请注意,对于可能包含非 ASCII 字符的所有标头,您不能假设对标头的全部内容进行编码是可以的。例如,From、To、Cc、Bcc 和 Reply-To 可能包含它们所包含的地址的名称,但只能对名称进行编码,而不能对地址进行编码。其原因是,<encoded-word>令牌可以只更换<text><ctext><word>令牌,只有在特定情况下(见§5RFC 2047)。

Encoding of non-ASCII text in other headers is a related but different question. If you wish to know more about this topic, search. If you find no answer, ask another question and point me to it in the comments.
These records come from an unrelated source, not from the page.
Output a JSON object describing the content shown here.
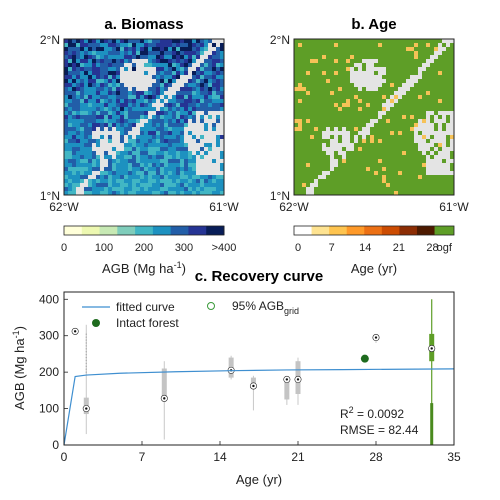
{
  "panels": {
    "a": {
      "title": "a. Biomass",
      "lat_top": "2°N",
      "lat_bottom": "1°N",
      "lon_left": "62°W",
      "lon_right": "61°W",
      "colorbar_ticks": [
        "0",
        "100",
        "200",
        "300",
        ">400"
      ],
      "colorbar_label_main": "AGB (Mg ha",
      "colorbar_label_sup": "-1",
      "colorbar_label_end": ")",
      "colors": [
        "#ffffd9",
        "#edf8b1",
        "#c7e9b4",
        "#7fcdbb",
        "#41b6c4",
        "#1d91c0",
        "#225ea8",
        "#253494",
        "#081d58"
      ]
    },
    "b": {
      "title": "b. Age",
      "lat_top": "2°N",
      "lat_bottom": "1°N",
      "lon_left": "62°W",
      "lon_right": "61°W",
      "colorbar_ticks": [
        "0",
        "7",
        "14",
        "21",
        "28",
        "ogf"
      ],
      "colorbar_label": "Age (yr)",
      "colors": [
        "#ffffff",
        "#fee391",
        "#fec44f",
        "#fe9929",
        "#ec7014",
        "#cc4c02",
        "#8c2d04",
        "#4d1a00"
      ],
      "ogf_color": "#5e9e27"
    }
  },
  "chart_data": {
    "type": "box",
    "title": "c. Recovery curve",
    "xlabel": "Age (yr)",
    "ylabel_main": "AGB (Mg ha",
    "ylabel_sup": "-1",
    "ylabel_end": ")",
    "xlim": [
      0,
      35
    ],
    "ylim": [
      0,
      420
    ],
    "xticks": [
      0,
      7,
      14,
      21,
      28,
      35
    ],
    "yticks": [
      0,
      100,
      200,
      300,
      400
    ],
    "legend": {
      "fitted": "fitted curve",
      "pct_main": "95% AGB",
      "pct_sub": "grid",
      "intact": "Intact forest"
    },
    "stats": {
      "r2_main": "R",
      "r2_sup": "2",
      "r2_val": " = 0.0092",
      "rmse": "RMSE = 82.44"
    },
    "fitted_curve": [
      [
        0,
        0
      ],
      [
        1,
        188
      ],
      [
        2,
        192
      ],
      [
        5,
        197
      ],
      [
        10,
        201
      ],
      [
        15,
        204
      ],
      [
        20,
        206
      ],
      [
        25,
        207
      ],
      [
        30,
        208
      ],
      [
        35,
        209
      ]
    ],
    "boxes": [
      {
        "age": 2,
        "q1": 85,
        "median": 100,
        "q3": 130,
        "wlo": 30,
        "whi": 330,
        "p95": 310
      },
      {
        "age": 9,
        "q1": 125,
        "median": 128,
        "q3": 210,
        "wlo": 15,
        "whi": 230
      },
      {
        "age": 15,
        "q1": 185,
        "median": 205,
        "q3": 240,
        "wlo": 180,
        "whi": 245
      },
      {
        "age": 17,
        "q1": 160,
        "median": 162,
        "q3": 185,
        "wlo": 95,
        "whi": 190
      },
      {
        "age": 20,
        "q1": 125,
        "median": 180,
        "q3": 185,
        "wlo": 110,
        "whi": 188
      },
      {
        "age": 21,
        "q1": 140,
        "median": 180,
        "q3": 230,
        "wlo": 110,
        "whi": 240
      },
      {
        "age": 28,
        "median": 295,
        "q1": 292,
        "q3": 300,
        "wlo": 280,
        "whi": 305
      }
    ],
    "intact": {
      "age": 27,
      "agb": 237
    },
    "ogf_box": {
      "age": 33,
      "q1": 230,
      "median": 265,
      "q3": 305,
      "wlo": 0,
      "whi": 400
    }
  }
}
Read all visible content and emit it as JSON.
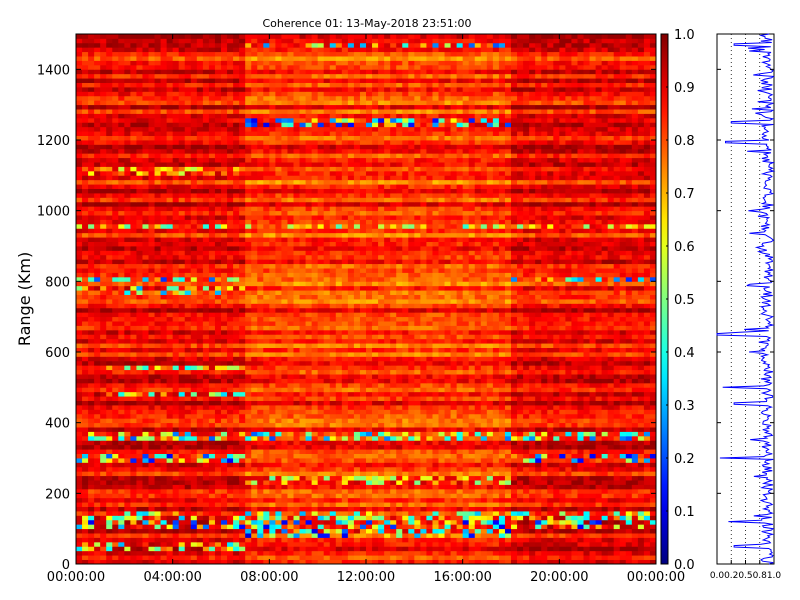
{
  "chart_data": [
    {
      "type": "heatmap",
      "title": "Coherence 01: 13-May-2018 23:51:00",
      "ylabel": "Range (Km)",
      "xlabel": "",
      "xlim": [
        "00:00:00",
        "24:00:00"
      ],
      "ylim": [
        0,
        1500
      ],
      "x_tick_labels": [
        "00:00:00",
        "04:00:00",
        "08:00:00",
        "12:00:00",
        "16:00:00",
        "20:00:00",
        "00:00:00"
      ],
      "x_tick_hours": [
        0,
        4,
        8,
        12,
        16,
        20,
        24
      ],
      "y_ticks": [
        0,
        200,
        400,
        600,
        800,
        1000,
        1200,
        1400
      ],
      "colorbar": {
        "colormap": "jet",
        "range": [
          0.0,
          1.0
        ],
        "ticks": [
          0.0,
          0.1,
          0.2,
          0.3,
          0.4,
          0.5,
          0.6,
          0.7,
          0.8,
          0.9,
          1.0
        ],
        "tick_labels": [
          "0.0",
          "0.1",
          "0.2",
          "0.3",
          "0.4",
          "0.5",
          "0.6",
          "0.7",
          "0.8",
          "0.9",
          "1.0"
        ]
      },
      "time_segments": [
        {
          "start_hour": 0.0,
          "end_hour": 6.9,
          "typical_coherence": 0.88
        },
        {
          "start_hour": 6.9,
          "end_hour": 18.0,
          "typical_coherence": 0.82
        },
        {
          "start_hour": 18.0,
          "end_hour": 24.0,
          "typical_coherence": 0.88
        }
      ],
      "low_coherence_ranges_km": [
        {
          "range_km": 1470,
          "min_coherence": 0.2,
          "hours": [
            6.9,
            18.0
          ]
        },
        {
          "range_km": 1250,
          "min_coherence": 0.1,
          "hours": [
            6.9,
            18.0
          ]
        },
        {
          "range_km": 1110,
          "min_coherence": 0.55,
          "hours": [
            0.0,
            6.9
          ]
        },
        {
          "range_km": 955,
          "min_coherence": 0.4,
          "hours": [
            0.0,
            24.0
          ]
        },
        {
          "range_km": 805,
          "min_coherence": 0.15,
          "hours": [
            0.0,
            6.9
          ]
        },
        {
          "range_km": 805,
          "min_coherence": 0.15,
          "hours": [
            18.0,
            24.0
          ]
        },
        {
          "range_km": 775,
          "min_coherence": 0.25,
          "hours": [
            0.0,
            6.9
          ]
        },
        {
          "range_km": 555,
          "min_coherence": 0.35,
          "hours": [
            0.0,
            6.9
          ]
        },
        {
          "range_km": 480,
          "min_coherence": 0.3,
          "hours": [
            0.0,
            6.9
          ]
        },
        {
          "range_km": 360,
          "min_coherence": 0.2,
          "hours": [
            0.0,
            24.0
          ]
        },
        {
          "range_km": 300,
          "min_coherence": 0.1,
          "hours": [
            0.0,
            6.9
          ]
        },
        {
          "range_km": 300,
          "min_coherence": 0.1,
          "hours": [
            18.0,
            24.0
          ]
        },
        {
          "range_km": 240,
          "min_coherence": 0.45,
          "hours": [
            6.9,
            18.0
          ]
        },
        {
          "range_km": 135,
          "min_coherence": 0.3,
          "hours": [
            0.0,
            24.0
          ]
        },
        {
          "range_km": 115,
          "min_coherence": 0.1,
          "hours": [
            0.0,
            24.0
          ]
        },
        {
          "range_km": 85,
          "min_coherence": 0.05,
          "hours": [
            6.9,
            18.0
          ]
        },
        {
          "range_km": 50,
          "min_coherence": 0.3,
          "hours": [
            0.0,
            6.9
          ]
        }
      ]
    },
    {
      "type": "line",
      "title": "",
      "xlabel": "",
      "ylabel": "",
      "xlim": [
        0.0,
        1.0
      ],
      "ylim": [
        0,
        1500
      ],
      "x_tick_labels": [
        "0.0",
        "0.2",
        "0.5",
        "0.8",
        "1.0"
      ],
      "x_ticks": [
        0.0,
        0.25,
        0.5,
        0.75,
        1.0
      ],
      "grid": true,
      "color": "#0000ff",
      "points": [
        {
          "range_km": 1470,
          "coherence": 0.3
        },
        {
          "range_km": 1250,
          "coherence": 0.25
        },
        {
          "range_km": 1195,
          "coherence": 0.15
        },
        {
          "range_km": 1000,
          "coherence": 0.55
        },
        {
          "range_km": 655,
          "coherence": 0.4
        },
        {
          "range_km": 650,
          "coherence": 0.0
        },
        {
          "range_km": 500,
          "coherence": 0.1
        },
        {
          "range_km": 455,
          "coherence": 0.3
        },
        {
          "range_km": 300,
          "coherence": 0.05
        },
        {
          "range_km": 120,
          "coherence": 0.2
        },
        {
          "range_km": 50,
          "coherence": 0.3
        }
      ],
      "typical_coherence": 0.88
    }
  ]
}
在其他标题中编码非 ASCII 文本是一个相关但不同的问题。如果您想了解有关此主题的更多信息,请搜索。如果您找不到答案,请提出另一个问题,并在评论中指出。

回答by Paul Norman

mb_encode_mimeheader()for UTF-8 strings can be useful here, e.g.

用于 UTF-8 字符串的mb_encode_mimeheader()在这里很有用,例如

$subject = mb_encode_mimeheader($subjectText,"UTF-8");

回答by user2250504

Save the php file with the appropriate charset.

使用适当的字符集保存 php 文件。

In my case, in Sublime Text, I used the following option:

就我而言,在 Sublime Text 中,我使用了以下选项:

File > Save with Encoding > Western (ISO-8859-1) [for Brazilian Portuguese]

文件 > 使用编码保存 > 西方 (ISO-8859-1) [巴西葡萄牙语]

Doing this, you don't need to use any command.

这样做,您不需要使用任何命令。